ChangeSet@1.2473, 2007-05-07 16:02:57+02:00, jonas@perch.ndb.mysql.com +1 -0
  ndb - bug#27942
    Increase size of memory channel
[7 May 2007 14:07] Jonas Oreland
pushed into 51-ndb, 51-telco & telco-6.1
[10 May 2007 12:57] Bugs System
Pushed into 5.1.19-beta
[15 May 2007 6:48] Jon Stephens
Thank you for your bug report.

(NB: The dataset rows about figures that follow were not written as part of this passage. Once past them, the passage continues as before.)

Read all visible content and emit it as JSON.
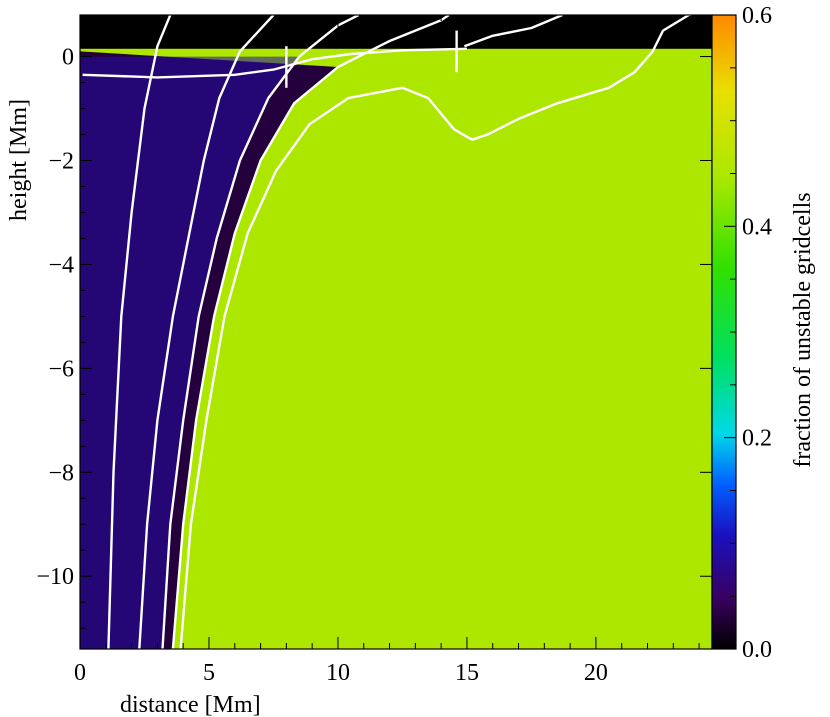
{
  "chart_data": {
    "type": "heatmap",
    "xlabel": "distance [Mm]",
    "ylabel": "height [Mm]",
    "colorbar_label": "fraction of unstable gridcells",
    "xlim": [
      0,
      24.5
    ],
    "ylim": [
      -11.4,
      0.8
    ],
    "x_ticks": [
      0,
      5,
      10,
      15,
      20
    ],
    "x_tick_labels": [
      "0",
      "5",
      "10",
      "15",
      "20"
    ],
    "y_ticks": [
      0,
      -2,
      -4,
      -6,
      -8,
      -10
    ],
    "y_tick_labels": [
      "0",
      "−2",
      "−4",
      "−6",
      "−8",
      "−10"
    ],
    "colorbar_range": [
      0.0,
      0.6
    ],
    "colorbar_ticks": [
      0.0,
      0.2,
      0.4,
      0.6
    ],
    "colorbar_tick_labels": [
      "0.0",
      "0.2",
      "0.4",
      "0.6"
    ],
    "colormap": [
      "#000000",
      "#3a0060",
      "#1a10c0",
      "#0060ff",
      "#00d8e8",
      "#00e060",
      "#30e000",
      "#a8e800",
      "#e8e000",
      "#ff8800"
    ],
    "colormap_stops": [
      0,
      0.08,
      0.18,
      0.26,
      0.34,
      0.46,
      0.6,
      0.74,
      0.88,
      1.0
    ],
    "background_fraction": 0.45,
    "contours": [
      {
        "color": "#ffffff",
        "points": [
          [
            1.1,
            -11.4
          ],
          [
            1.3,
            -8
          ],
          [
            1.6,
            -5
          ],
          [
            2.0,
            -3
          ],
          [
            2.5,
            -1
          ],
          [
            3.0,
            0.2
          ],
          [
            3.5,
            0.8
          ]
        ]
      },
      {
        "color": "#ffffff",
        "points": [
          [
            2.3,
            -11.4
          ],
          [
            2.6,
            -9
          ],
          [
            3.0,
            -7
          ],
          [
            3.6,
            -5
          ],
          [
            4.2,
            -3.5
          ],
          [
            4.8,
            -2
          ],
          [
            5.4,
            -0.8
          ],
          [
            6.2,
            0.1
          ],
          [
            7.5,
            0.8
          ]
        ]
      },
      {
        "color": "#ffffff",
        "points": [
          [
            3.2,
            -11.4
          ],
          [
            3.5,
            -9
          ],
          [
            4.0,
            -7
          ],
          [
            4.6,
            -5
          ],
          [
            5.3,
            -3.5
          ],
          [
            6.2,
            -2
          ],
          [
            7.3,
            -0.8
          ],
          [
            8.5,
            0
          ],
          [
            10.0,
            0.6
          ],
          [
            10.8,
            0.8
          ]
        ]
      },
      {
        "color": "#ffffff",
        "points": [
          [
            3.6,
            -11.4
          ],
          [
            4.0,
            -9
          ],
          [
            4.5,
            -7
          ],
          [
            5.2,
            -5
          ],
          [
            6.0,
            -3.4
          ],
          [
            7.0,
            -2
          ],
          [
            8.3,
            -0.9
          ],
          [
            10.0,
            -0.2
          ],
          [
            12.0,
            0.3
          ],
          [
            14.0,
            0.7
          ],
          [
            14.3,
            0.8
          ]
        ]
      },
      {
        "color": "#ffffff",
        "points": [
          [
            3.9,
            -11.4
          ],
          [
            4.3,
            -9
          ],
          [
            4.9,
            -7
          ],
          [
            5.6,
            -5
          ],
          [
            6.5,
            -3.4
          ],
          [
            7.6,
            -2.2
          ],
          [
            8.9,
            -1.3
          ],
          [
            10.4,
            -0.8
          ],
          [
            12.5,
            -0.6
          ],
          [
            13.5,
            -0.8
          ],
          [
            14.5,
            -1.4
          ],
          [
            15.2,
            -1.6
          ],
          [
            15.8,
            -1.5
          ],
          [
            17.0,
            -1.2
          ],
          [
            18.5,
            -0.9
          ],
          [
            20.5,
            -0.6
          ],
          [
            21.5,
            -0.3
          ],
          [
            22.2,
            0.1
          ],
          [
            22.6,
            0.5
          ],
          [
            23.6,
            0.8
          ],
          [
            24.5,
            0.9
          ]
        ]
      },
      {
        "color": "#ffffff",
        "points": [
          [
            14.9,
            0.2
          ],
          [
            16.0,
            0.4
          ],
          [
            17.5,
            0.55
          ],
          [
            18.7,
            0.8
          ]
        ]
      },
      {
        "color": "#ffffff",
        "points": [
          [
            0.1,
            -0.35
          ],
          [
            3.0,
            -0.4
          ],
          [
            6.0,
            -0.35
          ],
          [
            7.5,
            -0.25
          ],
          [
            9.0,
            -0.05
          ],
          [
            10.5,
            0.05
          ],
          [
            12.5,
            0.12
          ],
          [
            15.0,
            0.15
          ]
        ]
      }
    ],
    "markers": [
      {
        "x": 8.0,
        "y0": -0.6,
        "y1": 0.2
      },
      {
        "x": 14.6,
        "y0": -0.3,
        "y1": 0.5
      }
    ]
  }
}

This issue has been committed to our source repository of that product and will be incorporated into the next release.

If necessary, you can access the source repository and build the latest available version, including the bug fix. More information about accessing the source trees is available at

    http://dev.mysql.com/doc/en/installing-source.html

Documented bugfix in 5.1.19 and telco-6.1.17 changelogs.
[15 May 2007 6:50] Jon Stephens
Changed category to Cluster:Disk Data.